You get to lead a fantastic group of people from a range of diverse backgrounds. And you don’t just get to lead them, you get to work with them and build this really unique community that leads to some really fantastic experiences and memories and friendships that last for a lifetime.

And probably the best part of all that is you get to do all those things whilst working in perhaps arguably, the most beautiful, yet challenging workplace on the planet. So for me there’s nothing else that I’d like to do.

Macquarie Island Station Leader, Kat Panjari

I’m really excited to be heading to Macquarie Island for the wildlife. I think working in partnership with Tas Parks and the Rangers, we'll have such wonderful access to penguin colonies and elephant seals. And to be living so closely with that wildlife, is going to be really exciting for the team.

The thing I like the most about being a Station Leader is bringing a diverse team of people together from all sorts of different technical backgrounds and having a shared vision contributing to the science program.

So I’m really excited to be working with the Division’s Modernisation Program, to start the planning for the construction phase of the new state-of-the-art research station on Macquarie Island. And it’s going to give us increased capacity to do all sorts of interesting research and have less of an environmental impact on the island as well.

[end transcript]

Portrait of man
Mawson station leader Simon Goninon (Photo: Glenn Jacobson)
Portrait of a womenMawson Station Leader, Kyle WilliamsMacquarie Island Station Leader, Kat Panjari

A passion for leading teams in extreme conditions is driving our new Antarctic Station Leaders this season.

Simon Goninon will be in the leadership role at Davis research station, where he will lead a team of up to 100 expeditioners over the next 12 months.

With a background in policing and operations in the hospitality and tourism sector, Simon has wanted to work in Antarctica for most of his adult life, watching Australia’s icebreaker Aurora Australis sail up and down the River Derwent in his home state of Tasmania.

Simon will oversee a busy science program including research on the Sørsdal Glacier and the installation of an atmospheric measurement instrument or LIDAR.

Casey research station will be led by operations specialist Chris MacMillian over the next 12 months.

Chris has a background in search and rescue with the US Coast Guard and Australian Maritime Search and Rescue Authority.

She is a self-confessed weather tragic and is looking forward to seeing the colourful atmospheric lights of the aurora australis for the first time.

Her team will support scientists drilling ice cores at Law Dome over summer and retrieving equipment from the Totten Glacier which has been measuring ice speed and flow.

Kyle Williams will be Station Leader at Mawson research station.

This will be the former police officer’s second stint as an Australian Antarctic Division Station Leader, after spending a year on sub-Antarctic Macquarie Island in 2017.

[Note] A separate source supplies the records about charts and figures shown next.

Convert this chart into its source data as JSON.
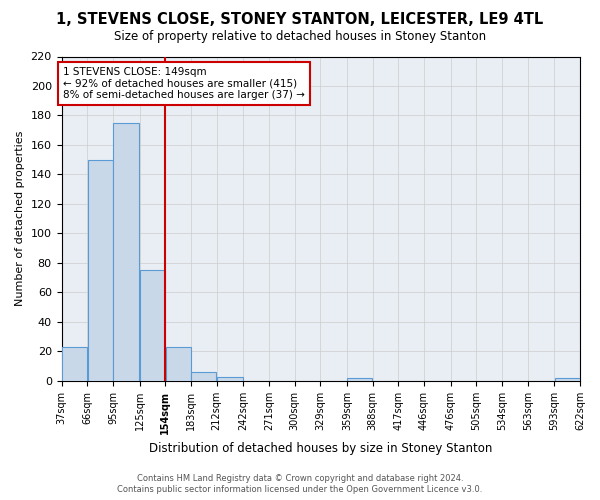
{
  "title": "1, STEVENS CLOSE, STONEY STANTON, LEICESTER, LE9 4TL",
  "subtitle": "Size of property relative to detached houses in Stoney Stanton",
  "xlabel": "Distribution of detached houses by size in Stoney Stanton",
  "ylabel": "Number of detached properties",
  "bin_edges": [
    37,
    66,
    95,
    125,
    154,
    183,
    212,
    242,
    271,
    300,
    329,
    359,
    388,
    417,
    446,
    476,
    505,
    534,
    563,
    593,
    622
  ],
  "bin_labels": [
    "37sqm",
    "66sqm",
    "95sqm",
    "125sqm",
    "154sqm",
    "183sqm",
    "212sqm",
    "242sqm",
    "271sqm",
    "300sqm",
    "329sqm",
    "359sqm",
    "388sqm",
    "417sqm",
    "446sqm",
    "476sqm",
    "505sqm",
    "534sqm",
    "563sqm",
    "593sqm",
    "622sqm"
  ],
  "bar_heights": [
    23,
    150,
    175,
    75,
    23,
    6,
    3,
    0,
    0,
    0,
    0,
    2,
    0,
    0,
    0,
    0,
    0,
    0,
    0,
    2
  ],
  "bar_color": "#c8d8e8",
  "bar_edgecolor": "#5b9bd5",
  "vline_x": 154,
  "vline_color": "#cc0000",
  "ylim": [
    0,
    220
  ],
  "yticks": [
    0,
    20,
    40,
    60,
    80,
    100,
    120,
    140,
    160,
    180,
    200,
    220
  ],
  "annotation_title": "1 STEVENS CLOSE: 149sqm",
  "annotation_line1": "← 92% of detached houses are smaller (415)",
  "annotation_line2": "8% of semi-detached houses are larger (37) →",
  "annotation_box_color": "#ffffff",
  "annotation_box_edgecolor": "#cc0000",
  "grid_color": "#cccccc",
  "background_color": "#e8eef4",
  "footer_line1": "Contains HM Land Registry data © Crown copyright and database right 2024.",
  "footer_line2": "Contains public sector information licensed under the Open Government Licence v3.0."
}
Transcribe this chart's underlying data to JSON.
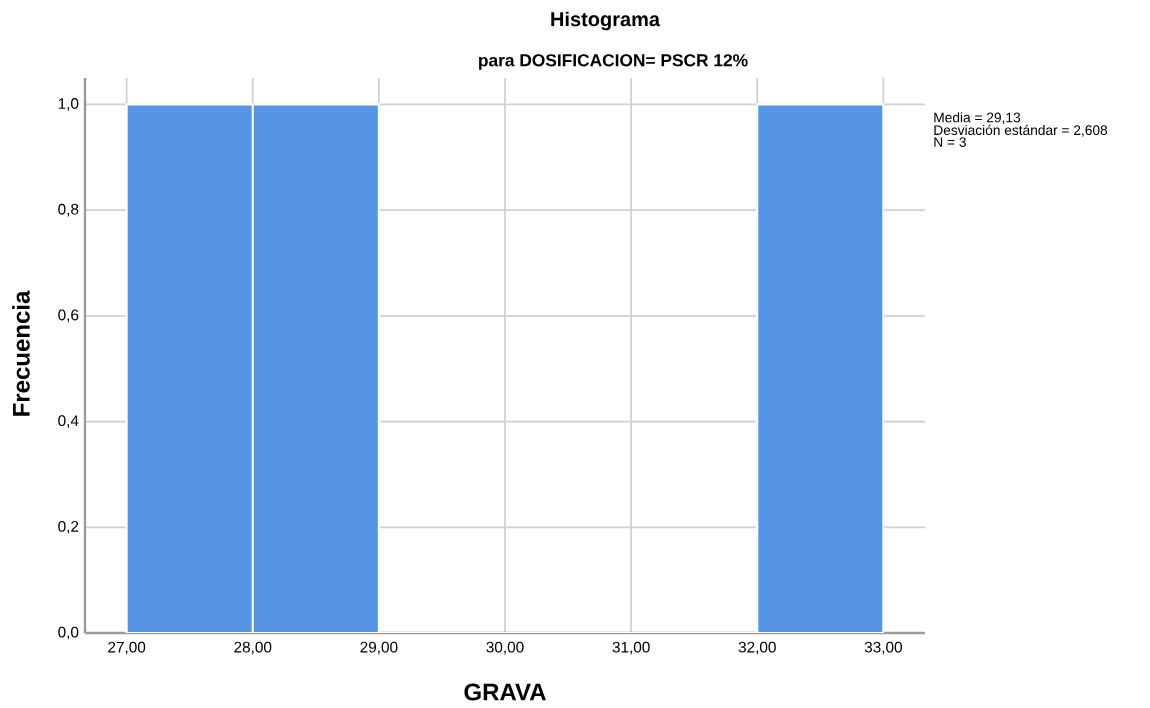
{
  "chart_data": {
    "type": "histogram",
    "title": "Histograma",
    "subtitle": "para DOSIFICACION= PSCR 12%",
    "xlabel": "GRAVA",
    "ylabel": "Frecuencia",
    "bins": [
      27,
      28,
      29,
      30,
      31,
      32,
      33
    ],
    "values": [
      1,
      1,
      0,
      0,
      0,
      1
    ],
    "color": "#5594e4",
    "xlim": [
      26.67,
      33.33
    ],
    "ylim": [
      0,
      1.05
    ],
    "xticks": [
      {
        "value": 27,
        "label": "27,00"
      },
      {
        "value": 28,
        "label": "28,00"
      },
      {
        "value": 29,
        "label": "29,00"
      },
      {
        "value": 30,
        "label": "30,00"
      },
      {
        "value": 31,
        "label": "31,00"
      },
      {
        "value": 32,
        "label": "32,00"
      },
      {
        "value": 33,
        "label": "33,00"
      }
    ],
    "yticks": [
      {
        "value": 0,
        "label": "0,0"
      },
      {
        "value": 0.2,
        "label": "0,2"
      },
      {
        "value": 0.4,
        "label": "0,4"
      },
      {
        "value": 0.6,
        "label": "0,6"
      },
      {
        "value": 0.8,
        "label": "0,8"
      },
      {
        "value": 1.0,
        "label": "1,0"
      }
    ],
    "grid": true,
    "annotations": [
      "Media = 29,13",
      "Desviación estándar = 2,608",
      "N = 3"
    ]
  }
}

He thinks the role with the Australian Antarctic Program is the best leadership and management job on the planet. This season at Mawson his team will be supporting some key seabird research on penguins and petrels.

On sub-Antarctic Macquarie Island, Kat Panjari, will be leading the team.

Kat has had an extensive career in local and state government in Victoria and Western Australia. She also been Station Leader at Mawson station over winter.

This season on Macquarie Island, Kat will be supporting a range of science projects and the beginning of the construction phase of the new station.